The Art of Blagging

By Paul Afshar

The Art of Blagging
The Art of Blagging
The Art of Blagging

A few weeks ago a female friend of mine sauntered to her weekly tutorial, somewhat late, having done less work than a disabled sloth. As she walked through the grand doors of Wadham, however, her classics tutor took one look at that anxious face and immediately ordered his pupil straight home to take a week off. Why? Well, this young lady had mastered the technique commonly known to you and I as "blagging" - a skill harder to learn than Welsh and more invaluable than a rape alarm in John Leslie's house. What had she done? Quite simply, this mistress of scam had made herself up in green eye liner with talcum powder in place of foundation and not brushed her hair, instead arranging it tidily in a scruffy nest on her head. Not a particularly original move granted, but one which a good half of the population (men) couldn't use - you see fellas, this is what I like to call the 'girl card'. The 'girl card' generally involves carefully placed cleavage being displayed prominently to susceptible male tutors in highly precarious situations, for example, when said sex has not written essay. Hair can also be used in suggestive ways, being twisted around an angled pen, occasionally getting stuck for effect and high pitched whines being sounded in distress to distract attention from said 'essay'. For those less fortunate members of the human kingdom who lack breasts, there are other, less gender specific knacks to get your way through life at Oxford. An underused but sure-fire modus operandi which is neglected by a good 50% of those at Oxford is the 'Northern' or 'State School' card. Use it and you're sure to bring any tutor, no matter how thick-skinned, close to tears, reducing them to an emotional rubble. Play up the fact that you were raised in a card board box in Sheffield, having only taught yourself to read after forfeiting a week's food money to buy a second hand copy of Tolstoy. Use words like 'underprivileged' and 'Eighteen years of Conservative cuts', emphasising that your school was under funded and damp, with a pupil to teacher ratio of 87:1. Having used it in, what can only be described as a disastrous tutorial, I have become acquainted with the power of this formidable trump card:

"So Paul, do you recognise the parallels between Machiavelli's Prince and Blair?"

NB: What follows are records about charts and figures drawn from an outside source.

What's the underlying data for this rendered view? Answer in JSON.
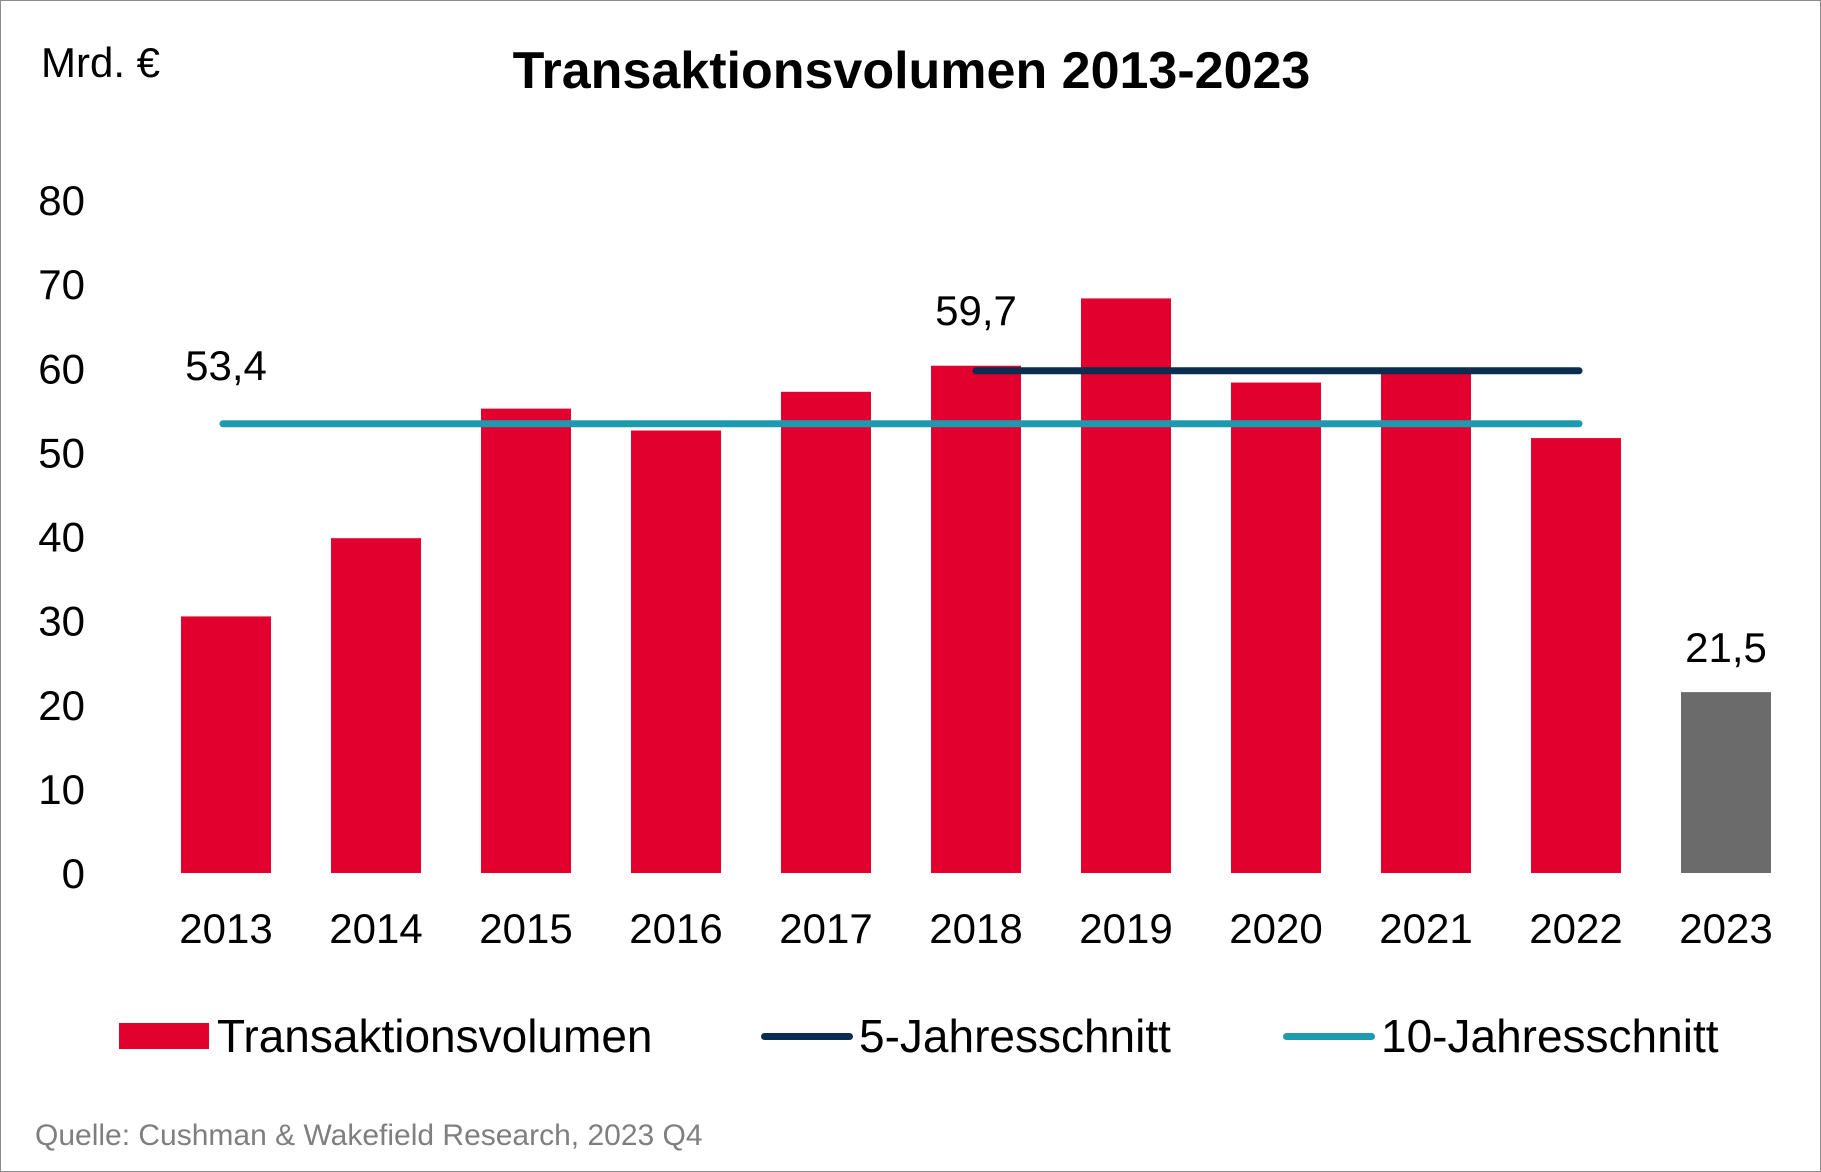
{
  "title": "Transaktionsvolumen 2013-2023",
  "unit_label": "Mrd. €",
  "source": "Quelle: Cushman & Wakefield Research, 2023 Q4",
  "legend": {
    "volume": "Transaktionsvolumen",
    "avg5": "5-Jahresschnitt",
    "avg10": "10-Jahresschnitt"
  },
  "colors": {
    "bar": "#e2002f",
    "bar_highlight": "#6b6b6b",
    "avg5": "#0b2d4f",
    "avg10": "#1e9aaf"
  },
  "chart_data": {
    "type": "bar",
    "categories": [
      "2013",
      "2014",
      "2015",
      "2016",
      "2017",
      "2018",
      "2019",
      "2020",
      "2021",
      "2022",
      "2023"
    ],
    "values": [
      30.5,
      39.8,
      55.2,
      52.6,
      57.2,
      60.3,
      68.3,
      58.3,
      59.6,
      51.7,
      21.5
    ],
    "highlight_category": "2023",
    "ylim": [
      0,
      80
    ],
    "yticks": [
      0,
      10,
      20,
      30,
      40,
      50,
      60,
      70,
      80
    ],
    "grid": false,
    "legend_position": "bottom",
    "averages": [
      {
        "name": "5-Jahresschnitt",
        "value": 59.7,
        "label": "59,7",
        "from": "2018",
        "to": "2022"
      },
      {
        "name": "10-Jahresschnitt",
        "value": 53.4,
        "label": "53,4",
        "from": "2013",
        "to": "2022"
      }
    ],
    "data_labels": [
      {
        "category": "2023",
        "label": "21,5"
      }
    ]
  }
}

"I'm sorry. No. In my school the mice ate a lot of the books and we couldn't afford any more."

"Oh, I'm sorry. Ummm, let's see, yes, you, David..." Sorted.

There are two schemes in the art of blagging which can be used in restaurants. The first, most obvious, involves the effortless "It's my friend's 21st today. Would you be so kind to bring over a cake". Free of course. The second is a little more daring, not for those who are shy at making a complaint or squirm at asking for a discount. Whilst in Quod a few days before writing this light hearted rumination, I tried COIFB. To those novices in the art of blagging COIFB stands for Choking On an Imaginary Fish Bone and entails the perhaps by now, obvious move of pretending you have a small, (and obviously invisible) fishbone stuck perilously in your throat. Although cruel, it does reap excellent benefits; I was naturally invited back to Quod: free of course, and had a healthy reduction in my bill. Suffice to say, I'll be trying that one again.

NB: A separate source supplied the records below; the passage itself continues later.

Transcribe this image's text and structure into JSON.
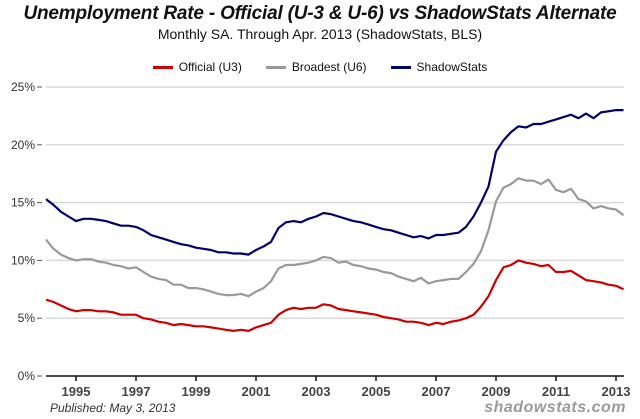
{
  "chart_data": {
    "type": "line",
    "title": "Unemployment Rate - Official (U-3 & U-6) vs ShadowStats Alternate",
    "subtitle": "Monthly SA. Through Apr. 2013  (ShadowStats, BLS)",
    "xlabel": "",
    "ylabel": "",
    "xlim": [
      1994.0,
      2013.33
    ],
    "ylim": [
      0,
      25
    ],
    "grid": true,
    "legend_position": "top-center",
    "y_ticks": [
      0,
      5,
      10,
      15,
      20,
      25
    ],
    "y_tick_labels": [
      "0%",
      "5%",
      "10%",
      "15%",
      "20%",
      "25%"
    ],
    "x_ticks": [
      1995,
      1997,
      1999,
      2001,
      2003,
      2005,
      2007,
      2009,
      2011,
      2013
    ],
    "x_tick_labels": [
      "1995",
      "1997",
      "1999",
      "2001",
      "2003",
      "2005",
      "2007",
      "2009",
      "2011",
      "2013"
    ],
    "x": [
      1994.0,
      1994.25,
      1994.5,
      1994.75,
      1995.0,
      1995.25,
      1995.5,
      1995.75,
      1996.0,
      1996.25,
      1996.5,
      1996.75,
      1997.0,
      1997.25,
      1997.5,
      1997.75,
      1998.0,
      1998.25,
      1998.5,
      1998.75,
      1999.0,
      1999.25,
      1999.5,
      1999.75,
      2000.0,
      2000.25,
      2000.5,
      2000.75,
      2001.0,
      2001.25,
      2001.5,
      2001.75,
      2002.0,
      2002.25,
      2002.5,
      2002.75,
      2003.0,
      2003.25,
      2003.5,
      2003.75,
      2004.0,
      2004.25,
      2004.5,
      2004.75,
      2005.0,
      2005.25,
      2005.5,
      2005.75,
      2006.0,
      2006.25,
      2006.5,
      2006.75,
      2007.0,
      2007.25,
      2007.5,
      2007.75,
      2008.0,
      2008.25,
      2008.5,
      2008.75,
      2009.0,
      2009.25,
      2009.5,
      2009.75,
      2010.0,
      2010.25,
      2010.5,
      2010.75,
      2011.0,
      2011.25,
      2011.5,
      2011.75,
      2012.0,
      2012.25,
      2012.5,
      2012.75,
      2013.0,
      2013.25
    ],
    "series": [
      {
        "name": "Official (U3)",
        "color": "#cc0000",
        "values": [
          6.6,
          6.4,
          6.1,
          5.8,
          5.6,
          5.7,
          5.7,
          5.6,
          5.6,
          5.5,
          5.3,
          5.3,
          5.3,
          5.0,
          4.9,
          4.7,
          4.6,
          4.4,
          4.5,
          4.4,
          4.3,
          4.3,
          4.2,
          4.1,
          4.0,
          3.9,
          4.0,
          3.9,
          4.2,
          4.4,
          4.6,
          5.3,
          5.7,
          5.9,
          5.8,
          5.9,
          5.9,
          6.2,
          6.1,
          5.8,
          5.7,
          5.6,
          5.5,
          5.4,
          5.3,
          5.1,
          5.0,
          4.9,
          4.7,
          4.7,
          4.6,
          4.4,
          4.6,
          4.5,
          4.7,
          4.8,
          5.0,
          5.3,
          6.0,
          6.9,
          8.3,
          9.4,
          9.6,
          10.0,
          9.8,
          9.7,
          9.5,
          9.6,
          9.0,
          9.0,
          9.1,
          8.7,
          8.3,
          8.2,
          8.1,
          7.9,
          7.8,
          7.5
        ]
      },
      {
        "name": "Broadest (U6)",
        "color": "#999999",
        "values": [
          11.8,
          11.0,
          10.5,
          10.2,
          10.0,
          10.1,
          10.1,
          9.9,
          9.8,
          9.6,
          9.5,
          9.3,
          9.4,
          9.0,
          8.6,
          8.4,
          8.3,
          7.9,
          7.9,
          7.6,
          7.6,
          7.5,
          7.3,
          7.1,
          7.0,
          7.0,
          7.1,
          6.9,
          7.3,
          7.6,
          8.2,
          9.3,
          9.6,
          9.6,
          9.7,
          9.8,
          10.0,
          10.3,
          10.2,
          9.8,
          9.9,
          9.6,
          9.5,
          9.3,
          9.2,
          9.0,
          8.9,
          8.6,
          8.4,
          8.2,
          8.5,
          8.0,
          8.2,
          8.3,
          8.4,
          8.4,
          9.0,
          9.7,
          10.8,
          12.6,
          15.1,
          16.3,
          16.6,
          17.1,
          16.9,
          16.9,
          16.6,
          17.0,
          16.1,
          15.9,
          16.2,
          15.3,
          15.1,
          14.5,
          14.7,
          14.5,
          14.4,
          13.9
        ]
      },
      {
        "name": "ShadowStats",
        "color": "#000066",
        "values": [
          15.3,
          14.8,
          14.2,
          13.8,
          13.4,
          13.6,
          13.6,
          13.5,
          13.4,
          13.2,
          13.0,
          13.0,
          12.9,
          12.6,
          12.2,
          12.0,
          11.8,
          11.6,
          11.4,
          11.3,
          11.1,
          11.0,
          10.9,
          10.7,
          10.7,
          10.6,
          10.6,
          10.5,
          10.9,
          11.2,
          11.6,
          12.8,
          13.3,
          13.4,
          13.3,
          13.6,
          13.8,
          14.1,
          14.0,
          13.8,
          13.6,
          13.4,
          13.3,
          13.1,
          12.9,
          12.7,
          12.6,
          12.4,
          12.2,
          12.0,
          12.1,
          11.9,
          12.2,
          12.2,
          12.3,
          12.4,
          12.9,
          13.8,
          15.0,
          16.4,
          19.4,
          20.4,
          21.1,
          21.6,
          21.5,
          21.8,
          21.8,
          22.0,
          22.2,
          22.4,
          22.6,
          22.3,
          22.7,
          22.3,
          22.8,
          22.9,
          23.0,
          23.0
        ]
      }
    ]
  },
  "footer": {
    "published": "Published: May 3, 2013",
    "watermark": "shadowstats.com"
  }
}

There is but one fundamental tenet which all must adhere to when blagging one's way through life and it is this; go to any ends to cut corners: there's nothing more satisfying than realising you only have to do half the work, pay half the bill by making other people feel guilty. On this note I'll leave you with a little tale from my sister to illustrate this point perfectly.

"Emma, where's your maths homework for this week?"

"Well Miss, there was a fire in my house last night in the kitchen and because your husband's (a fire fighter) on strike it f**king burnt didn't it!" Sweet.